If women in the West do want to help Afghani women they would be better off questioning the tactics and purpose of their governments’ current “war on terror”, one of the effects of which has been the further radicalization of many young Muslim men who have felt targeted and victimized by this war. A war in which we too, as Canadians, are involved. To deny the role this war has played in worsening the situation of women in Afghanistan would be the real injustice. Therefore, as mentioned earlier, understanding the effects of this war on the people of Afghanistan, including on the situations and motives of the men of Afghanistan, is necessary in changing the situation. Since you critcize international political correctness, I would say that challenging your own government’s role in the perpetuation of these dire situations for Afghani women may be the truly non-politically correct thing to do, Ms. Armstrong.

Culture and patriarchy do indeed play a role, and they should be challenged as well. However, they are being challenged and resisted by the women of Afghanistan. The Guelph Mercury says that

…though there is a small but growing group of Afghan women who are working to improve conditions, there is still a lot of work to be done.

But the work of these women should not be discounted. Organizations like RAWA have been working for Afghani women for years now. Additionally, if the country were not in a war with Western forces then there would most likely be more such groups. However, years of civil war and foreign invaders and occupiers have made this difficult.
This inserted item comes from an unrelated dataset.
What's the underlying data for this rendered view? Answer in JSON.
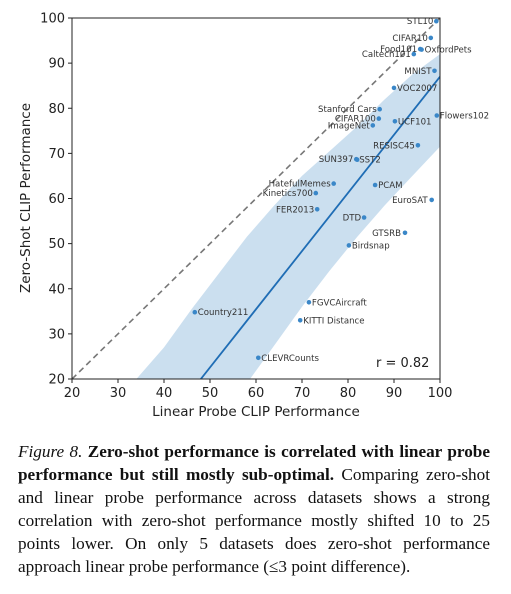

Although Armstrong, and people like her, may have good intentions, their approach comes across as insulting. Helping is not a bad thing. But it should not be done with the assumption that there is something wrong with the people one is helping. Whether it be the assumption that the women one is helping just aren’t capable of helping themselves (instead of criticizing and trying to change the macro-level forces which may hinder) or whether it be the assumption the men of that culture are all oppressive monsters, both taint the altruism with self-righteousness and condescension. And that doesn’t help anyone. To have real change macro-level factors, which hold back entire nations, need to be challenged, questioned, and changed. Otherwise, all other solutions will be temporary as the people will still be facing macro-level oppressions.